Although the 2025 Report focuses on whether a final AI-generated work meets the human authorship standard, Zhang v. Google, a recently filed proposed class action in the U.S. District Court for the Northern District of California, raises a separate but interconnected question of whether training an AI system on copyrighted images constitutes infringement of those underlying works. Plaintiffs allege Google’s Imagen text-to-image AI “ingested” millions of photos without permission, potentially copying entire works to build its training database. Regardless of how training data is acquired, the Copyright Office’s stance remains that purely AI-driven outputs lack human authorship under Feist, which requires a human mind behind creative expression. Only when a user meaningfully directs or modifies the output may there be sufficient authorship to secure copyright, which also presupposes that the initial training process was itself lawful. 

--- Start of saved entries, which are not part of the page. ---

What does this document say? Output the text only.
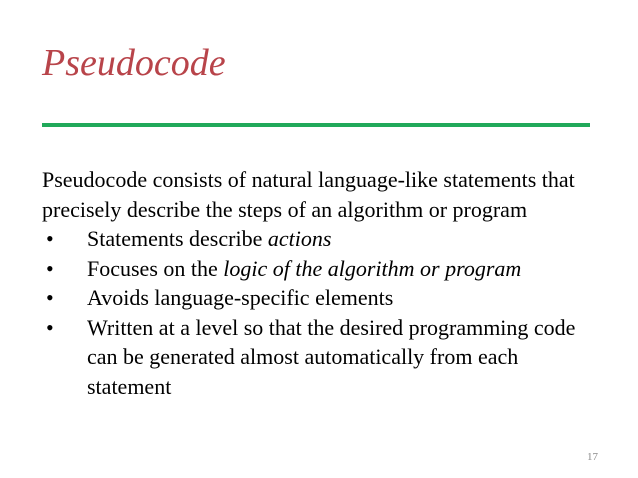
Pseudocode

Pseudocode consists of natural language-like statements that precisely describe the steps of an algorithm or program

• Statements describe actions
• Focuses on the logic of the algorithm or program
• Avoids language-specific elements
• Written at a level so that the desired programming code can be generated almost automatically from each statement
17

While Zhang v. Google does not explicitly address the copyrightability of AI-generated images, it nonetheless raises a fundamental question at the heart of Feist: what qualifies for “original work of authorship?” Although Imagen’s outputs may exhibit significant creativity without directly replicating training images, copyright law still requires the crucial element of human creativity. Courts, including those in Thaler, have consistently held that if the creativity of a work is entirely derived from a machine, the authorship prong of Feist is not met. Therefore, even if an AI generator produces unique and non-duplicative images, the absence of human autonomy in generating the expressive details renders the images unprotectable. 

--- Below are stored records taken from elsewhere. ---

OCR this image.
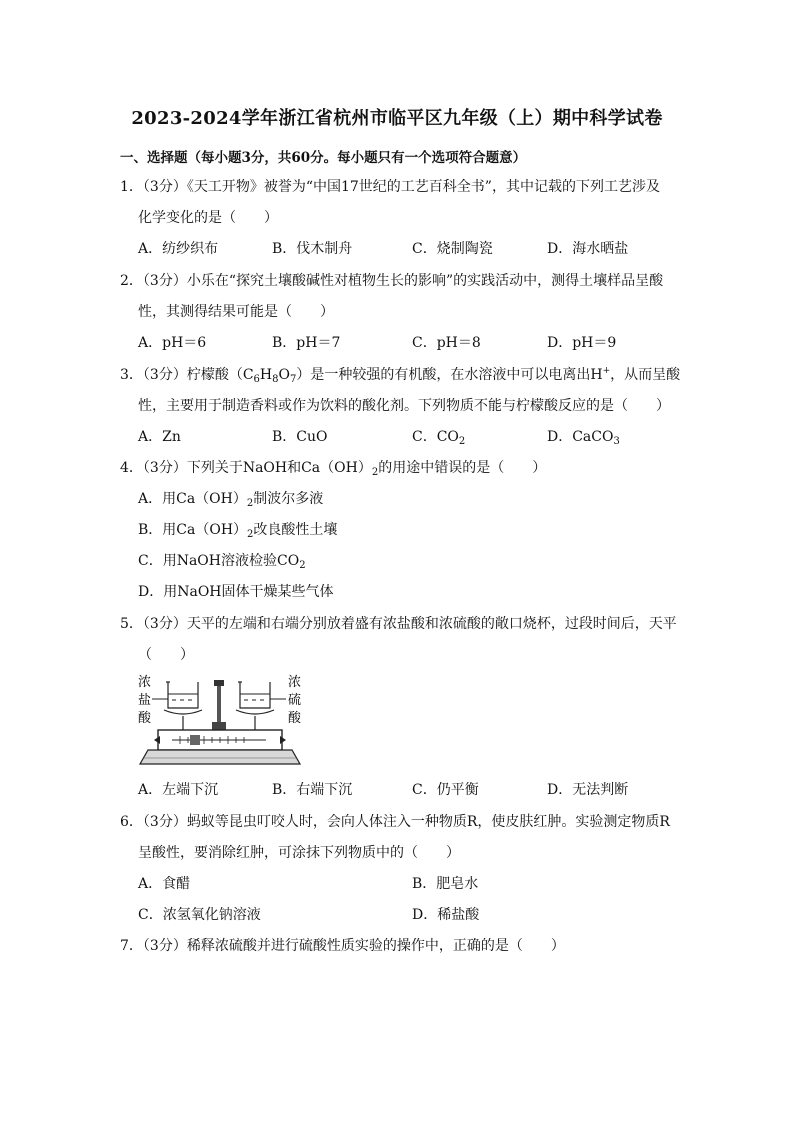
2023-2024学年浙江省杭州市临平区九年级（上）期中科学试卷
一、选择题（每小题3分，共60分。每小题只有一个选项符合题意）
1．（3分）《天工开物》被誉为“中国17世纪的工艺百科全书”，其中记载的下列工艺涉及
化学变化的是（　　）
A．纺纱织布	B．伐木制舟	C．烧制陶瓷	D．海水晒盐
2．（3分）小乐在“探究土壤酸碱性对植物生长的影响”的实践活动中，测得土壤样品呈酸
性，其测得结果可能是（　　）
A．pH＝6	B．pH＝7	C．pH＝8	D．pH＝9
3．（3分）柠檬酸$(C_6H_8O_7)$是一种较强的有机酸，在水溶液中可以电离出H+，从而呈酸
性，主要用于制造香料或作为饮料的酸化剂。下列物质不能与柠檬酸反应的是（　　）
A．Zn	B．CuO	C．$CO_2$	D．CaCO$_3$
4．（3分）下列关于NaOH和$Ca(OH)_2$的用途中错误的是（　　）
A．用$Ca(OH)_2$制波尔多液
B．用$Ca(OH)_2$改良酸性土壤
C．用NaOH溶液检验$CO_2$
D．用NaOH固体干燥某些气体
5．（3分）天平的左端和右端分别放着盛有浓盐酸和浓硫酸的敞口烧杯，过段时间后，天平
（　　）
浓
盐
酸
浓
硫
酸
A．左端下沉	B．右端下沉	C．仍平衡	D．无法判断
6．（3分）蚂蚁等昆虫叮咬人时，会向人体注入一种物质R，使皮肤红肿。实验测定物质R
呈酸性，要消除红肿，可涂抹下列物质中的（　　）
A．食醋	B．肥皂水
C．浓氢氧化钠溶液	D．稀盐酸
7．（3分）稀释浓硫酸并进行硫酸性质实验的操作中，正确的是（　　）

Beyond the lawfulness of AI training processes, Zhang also touches on whether instructing an AI model to generate images in a particular style meets the threshold for human authorship. Addressing this complexity, Edward Lee, an expert and professor at Santa Clara University School of Law, wrote a letter to the U.S. Copyright Office proposing a nuanced approach. Professor Lee advocates for a “bare minimum” test of authorship, emphasizing that a human’s selection or arrangement of elements in a work, no matter how minimal, can qualify for copyright protection under Feist. However, works that meet only this minimal threshold would receive only “thin” copyright protection, meaning they would only be protected against identical copying, not derivative uses or adaptations. This framework ensures that AI-assisted works receive protection only when a human’s creative intent and choices are demonstrable. Further, this approach avoids granting full copyright to AI-generated works, which could lead to monopolization and hinder progress, while still giving human creators legal rights when they play a clear role in the creative process. This “bare minimum” standard provides a clear, predictable test for courts and copyright offices while allowing the legal system to adapt as AI technology evolves.

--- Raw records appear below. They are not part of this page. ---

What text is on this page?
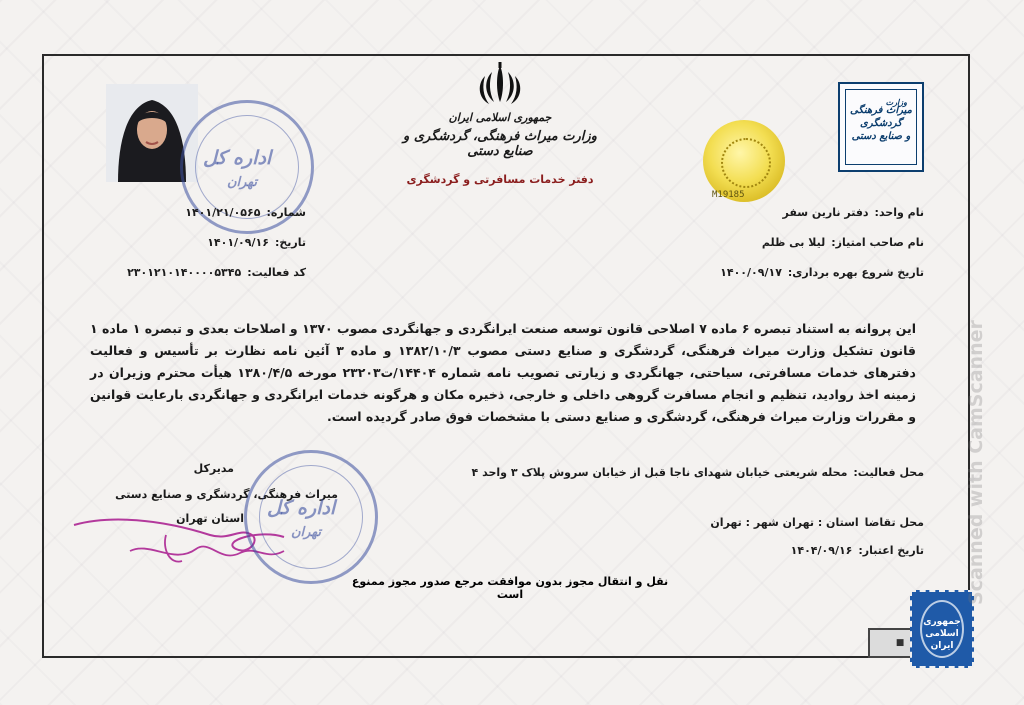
جمهوری اسلامی ایران
وزارت میراث فرهنگی، گردشگری و صنایع دستی
دفتر خدمات مسافرتی و گردشگری
وزارت
میراث فرهنگی
گردشگری
و صنایع دستی
M19185
اداره کل
تهران
نام واحد:دفتر نارین سفر
نام صاحب امتیاز:لیلا بی ظلم
تاریخ شروع بهره برداری:۱۴۰۰/۰۹/۱۷
شماره:۱۴۰۱/۲۱/۰۵۶۵
تاریخ:۱۴۰۱/۰۹/۱۶
کد فعالیت:۲۳۰۱۲۱۰۱۴۰۰۰۰۵۳۴۵
این پروانه به استناد تبصره ۶ ماده ۷ اصلاحی قانون توسعه صنعت ایرانگردی و جهانگردی مصوب ۱۳۷۰ و اصلاحات بعدی و تبصره ۱ ماده ۱ قانون تشکیل وزارت میراث فرهنگی، گردشگری و صنایع دستی مصوب ۱۳۸۲/۱۰/۳ و ماده ۳ آئین نامه نظارت بر تأسیس و فعالیت دفترهای خدمات مسافرتی، سیاحتی، جهانگردی و زیارتی تصویب نامه شماره ۱۴۴۰۴/ت۲۳۲۰۳ مورخه ۱۳۸۰/۴/۵ هیأت محترم وزیران در زمینه اخذ روادید، تنظیم و انجام مسافرت گروهی داخلی و خارجی، ذخیره مکان و هرگونه خدمات ایرانگردی و جهانگردی بارعایت قوانین و مقررات وزارت میراث فرهنگی، گردشگری و صنایع دستی با مشخصات فوق صادر گردیده است.
محل فعالیت:محله شریعتی خیابان شهدای ناجا قبل از خیابان سروش پلاک ۳ واحد ۴
مدیرکل
میراث فرهنگی، گردشگری و صنایع دستی
استان تهران اداره کل
تهران
محل تقاضااستان : تهران شهر : تهران
تاریخ اعتبار:۱۴۰۴/۰۹/۱۶
نقل و انتقال مجوز بدون موافقت مرجع صدور مجوز ممنوع است
■
جمهوری اسلامی ایران
Scanned with CamScanner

Looking ahead, as AI technology continues to evolve and play a greater role in content creation, legal frameworks will need to adapt to address the complexities of authorship and copyrightability. Zarya of the Dawn and Zhang v. Google exemplify the growing challenges of determining how much human input is necessary for copyright protection and whether the methods used to train AI systems may themselves be infringing. By distinguishing AI-assisted from entirely AI-generated content, the 2025 Report offers some clarity, but this is not enough. Still, courts, policymakers, and industry leaders must explore solutions that balance innovation with the fundamental principles of copyright law, ensuring that human creativity remains in the course of intellectual property protection. Further, artists and creators must navigate this landscape, balancing the use of AI as a tool with the imperative to maintain sufficient creative control to secure their rights. As AI advances, the challenge lies in harnessing its potential while preserving the incentives and protections underpinning human creativity. 


*The views expressed in this article do not represent the views of Santa Clara University.